Several grumbled that the government had initially offered them grants to fix their boats but then gave them loans instead. In the last month, they said, they would have normally caught 4 tons of fish and 225 pounds of lobster.

"We have to get the motors working," said Rogelio Santana, 34, a fisherman who has been supporting his two children with government assistance since the hurricane struck last month. "There is no economy now. No money. Nothing. No tourism, no fish."

All along Holbox's white beach, the island's small hotels have been severely damaged. Several will not reopen for months. At the Villas Delfines, the manager, Dieter Biebelriether, 59, a German expatriate, said he would be ready to reopen on Dec. 15, despite the piles of debris on the hotel's front steps. "This is for sure," he said. "We have been working here day and night."

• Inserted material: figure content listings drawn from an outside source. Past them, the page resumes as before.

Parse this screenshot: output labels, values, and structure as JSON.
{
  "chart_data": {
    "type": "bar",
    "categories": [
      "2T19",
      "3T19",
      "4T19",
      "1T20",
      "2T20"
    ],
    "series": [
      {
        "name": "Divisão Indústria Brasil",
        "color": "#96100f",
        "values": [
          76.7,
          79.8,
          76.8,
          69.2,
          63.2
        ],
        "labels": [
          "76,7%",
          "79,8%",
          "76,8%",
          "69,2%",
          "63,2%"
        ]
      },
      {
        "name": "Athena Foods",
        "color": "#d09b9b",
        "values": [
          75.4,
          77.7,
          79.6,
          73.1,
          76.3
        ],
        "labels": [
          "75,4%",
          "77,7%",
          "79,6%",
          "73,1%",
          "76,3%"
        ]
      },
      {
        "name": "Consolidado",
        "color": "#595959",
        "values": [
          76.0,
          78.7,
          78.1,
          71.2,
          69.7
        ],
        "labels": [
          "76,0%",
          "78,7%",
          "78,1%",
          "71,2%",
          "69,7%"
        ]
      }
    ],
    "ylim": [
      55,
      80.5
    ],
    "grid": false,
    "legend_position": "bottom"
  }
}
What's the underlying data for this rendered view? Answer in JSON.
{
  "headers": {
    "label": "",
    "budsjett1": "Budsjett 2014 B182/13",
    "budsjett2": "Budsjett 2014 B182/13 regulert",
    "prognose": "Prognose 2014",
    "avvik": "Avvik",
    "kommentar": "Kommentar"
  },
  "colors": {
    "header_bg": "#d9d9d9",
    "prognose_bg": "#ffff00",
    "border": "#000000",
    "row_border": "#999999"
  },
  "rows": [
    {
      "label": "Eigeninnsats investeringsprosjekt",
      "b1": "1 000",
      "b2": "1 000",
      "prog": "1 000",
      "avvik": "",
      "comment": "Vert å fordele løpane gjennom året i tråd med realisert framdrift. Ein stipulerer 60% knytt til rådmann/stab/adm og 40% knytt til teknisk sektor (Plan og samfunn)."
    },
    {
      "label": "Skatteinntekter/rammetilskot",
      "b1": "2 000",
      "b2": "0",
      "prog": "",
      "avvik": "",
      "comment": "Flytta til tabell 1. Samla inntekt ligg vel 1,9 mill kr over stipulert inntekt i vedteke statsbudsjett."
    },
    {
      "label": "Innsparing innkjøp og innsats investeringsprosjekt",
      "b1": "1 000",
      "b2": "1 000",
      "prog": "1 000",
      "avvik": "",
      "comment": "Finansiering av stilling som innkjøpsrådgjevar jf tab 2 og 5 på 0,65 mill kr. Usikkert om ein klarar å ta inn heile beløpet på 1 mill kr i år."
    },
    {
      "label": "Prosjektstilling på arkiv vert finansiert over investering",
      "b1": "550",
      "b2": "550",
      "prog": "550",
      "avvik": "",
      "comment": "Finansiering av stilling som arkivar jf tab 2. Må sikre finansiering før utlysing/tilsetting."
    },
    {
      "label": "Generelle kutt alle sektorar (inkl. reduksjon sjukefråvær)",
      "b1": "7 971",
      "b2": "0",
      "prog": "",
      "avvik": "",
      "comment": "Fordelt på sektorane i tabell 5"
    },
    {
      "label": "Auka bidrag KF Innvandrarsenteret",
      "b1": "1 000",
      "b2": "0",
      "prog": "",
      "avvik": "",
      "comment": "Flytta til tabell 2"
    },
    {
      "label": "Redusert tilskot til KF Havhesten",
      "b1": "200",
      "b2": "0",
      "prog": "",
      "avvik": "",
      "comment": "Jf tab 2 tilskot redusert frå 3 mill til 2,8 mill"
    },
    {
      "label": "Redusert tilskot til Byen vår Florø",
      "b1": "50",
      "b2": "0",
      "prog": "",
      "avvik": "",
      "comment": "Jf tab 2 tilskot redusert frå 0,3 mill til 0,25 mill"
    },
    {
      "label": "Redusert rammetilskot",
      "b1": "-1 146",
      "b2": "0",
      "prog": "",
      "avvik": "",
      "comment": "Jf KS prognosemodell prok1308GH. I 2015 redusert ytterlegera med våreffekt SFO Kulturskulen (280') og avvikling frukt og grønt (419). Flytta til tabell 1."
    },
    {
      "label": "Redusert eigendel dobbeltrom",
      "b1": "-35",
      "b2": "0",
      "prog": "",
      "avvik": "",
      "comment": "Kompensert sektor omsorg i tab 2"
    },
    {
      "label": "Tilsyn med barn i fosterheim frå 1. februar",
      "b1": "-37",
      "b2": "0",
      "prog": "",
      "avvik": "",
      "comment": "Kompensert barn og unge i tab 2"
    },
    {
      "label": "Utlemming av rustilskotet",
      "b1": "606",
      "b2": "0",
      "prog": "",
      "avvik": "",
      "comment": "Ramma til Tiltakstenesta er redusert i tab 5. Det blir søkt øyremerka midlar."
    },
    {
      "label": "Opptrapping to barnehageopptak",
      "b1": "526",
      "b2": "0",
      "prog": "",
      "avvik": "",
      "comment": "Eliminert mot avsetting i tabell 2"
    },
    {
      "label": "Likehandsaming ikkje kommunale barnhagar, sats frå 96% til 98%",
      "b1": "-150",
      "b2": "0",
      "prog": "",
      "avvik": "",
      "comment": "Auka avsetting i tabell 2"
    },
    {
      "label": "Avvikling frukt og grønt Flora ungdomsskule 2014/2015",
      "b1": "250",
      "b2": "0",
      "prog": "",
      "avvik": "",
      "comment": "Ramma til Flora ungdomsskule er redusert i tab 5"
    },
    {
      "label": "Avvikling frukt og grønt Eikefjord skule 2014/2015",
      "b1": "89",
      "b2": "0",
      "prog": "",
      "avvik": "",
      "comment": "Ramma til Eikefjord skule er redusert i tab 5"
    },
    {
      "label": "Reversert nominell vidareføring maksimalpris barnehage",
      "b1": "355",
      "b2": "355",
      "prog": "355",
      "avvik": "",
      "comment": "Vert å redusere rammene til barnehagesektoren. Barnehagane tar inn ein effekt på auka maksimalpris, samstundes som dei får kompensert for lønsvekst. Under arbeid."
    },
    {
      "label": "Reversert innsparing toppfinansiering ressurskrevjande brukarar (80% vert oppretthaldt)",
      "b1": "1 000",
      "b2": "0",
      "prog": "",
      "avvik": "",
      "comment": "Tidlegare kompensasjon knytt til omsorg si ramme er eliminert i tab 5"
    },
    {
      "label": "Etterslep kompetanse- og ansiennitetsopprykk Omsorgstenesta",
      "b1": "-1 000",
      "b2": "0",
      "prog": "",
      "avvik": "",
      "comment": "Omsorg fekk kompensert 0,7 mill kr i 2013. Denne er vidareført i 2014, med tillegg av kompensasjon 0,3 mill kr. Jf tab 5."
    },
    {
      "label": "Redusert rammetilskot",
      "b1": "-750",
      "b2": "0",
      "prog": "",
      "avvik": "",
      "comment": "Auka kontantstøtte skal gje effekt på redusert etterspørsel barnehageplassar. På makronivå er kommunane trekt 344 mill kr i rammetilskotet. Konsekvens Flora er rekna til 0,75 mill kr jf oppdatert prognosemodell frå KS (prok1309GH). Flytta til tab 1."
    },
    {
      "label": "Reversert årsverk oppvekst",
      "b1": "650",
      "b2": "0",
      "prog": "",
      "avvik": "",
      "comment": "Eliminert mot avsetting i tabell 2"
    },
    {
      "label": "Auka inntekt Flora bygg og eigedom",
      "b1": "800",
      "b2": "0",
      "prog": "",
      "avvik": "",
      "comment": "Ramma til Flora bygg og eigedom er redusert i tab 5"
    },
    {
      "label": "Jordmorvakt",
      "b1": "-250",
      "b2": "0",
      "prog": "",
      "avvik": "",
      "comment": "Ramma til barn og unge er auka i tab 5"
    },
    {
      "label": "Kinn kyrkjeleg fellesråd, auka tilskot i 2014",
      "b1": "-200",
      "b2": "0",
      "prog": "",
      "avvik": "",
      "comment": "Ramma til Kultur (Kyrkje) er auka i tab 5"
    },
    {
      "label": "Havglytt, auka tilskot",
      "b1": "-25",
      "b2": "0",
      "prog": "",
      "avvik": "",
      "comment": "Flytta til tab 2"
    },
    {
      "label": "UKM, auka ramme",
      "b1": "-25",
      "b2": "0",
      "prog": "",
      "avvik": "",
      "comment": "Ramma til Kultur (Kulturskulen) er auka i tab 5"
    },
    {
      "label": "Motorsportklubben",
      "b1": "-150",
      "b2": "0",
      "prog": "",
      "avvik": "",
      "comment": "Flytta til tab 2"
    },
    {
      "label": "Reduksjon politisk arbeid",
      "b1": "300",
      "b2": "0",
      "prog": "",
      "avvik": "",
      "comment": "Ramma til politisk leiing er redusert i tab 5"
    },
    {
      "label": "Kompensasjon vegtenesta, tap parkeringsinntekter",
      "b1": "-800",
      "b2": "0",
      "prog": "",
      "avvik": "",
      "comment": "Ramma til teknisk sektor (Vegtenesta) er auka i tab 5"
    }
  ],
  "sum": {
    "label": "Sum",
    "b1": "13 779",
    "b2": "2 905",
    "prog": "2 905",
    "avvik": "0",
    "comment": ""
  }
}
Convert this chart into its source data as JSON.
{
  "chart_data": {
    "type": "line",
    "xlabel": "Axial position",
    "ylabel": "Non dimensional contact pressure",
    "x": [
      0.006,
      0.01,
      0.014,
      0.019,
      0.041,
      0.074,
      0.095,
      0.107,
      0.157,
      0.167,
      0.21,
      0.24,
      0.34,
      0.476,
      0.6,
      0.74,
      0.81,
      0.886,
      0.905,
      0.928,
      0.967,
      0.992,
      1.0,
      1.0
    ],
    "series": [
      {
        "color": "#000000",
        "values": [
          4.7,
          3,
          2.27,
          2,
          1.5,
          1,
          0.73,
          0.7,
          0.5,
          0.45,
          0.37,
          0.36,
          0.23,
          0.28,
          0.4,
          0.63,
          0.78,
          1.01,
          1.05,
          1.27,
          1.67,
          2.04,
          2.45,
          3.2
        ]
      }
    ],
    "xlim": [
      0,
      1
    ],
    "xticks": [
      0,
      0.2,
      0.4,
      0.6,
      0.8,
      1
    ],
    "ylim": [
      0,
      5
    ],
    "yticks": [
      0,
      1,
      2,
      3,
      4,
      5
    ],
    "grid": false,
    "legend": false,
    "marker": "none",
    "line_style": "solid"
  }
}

Farther down the strand, Urvalin Coral, 50, mended his nets with a skilled hand. He was waiting for the water to clear, as he knows it will, from a lifetime of fishing. He has lost 40 lobster traps US4,000 worth of gear. But he managed to save his engines and two launches, so he feels lucky. He said he had faith that the fish would return.

"In all my life I never passed through a storm like that," he said, his hands flying through his nets, fixing a hole left by a shark. "We hope to God everything returns to normal."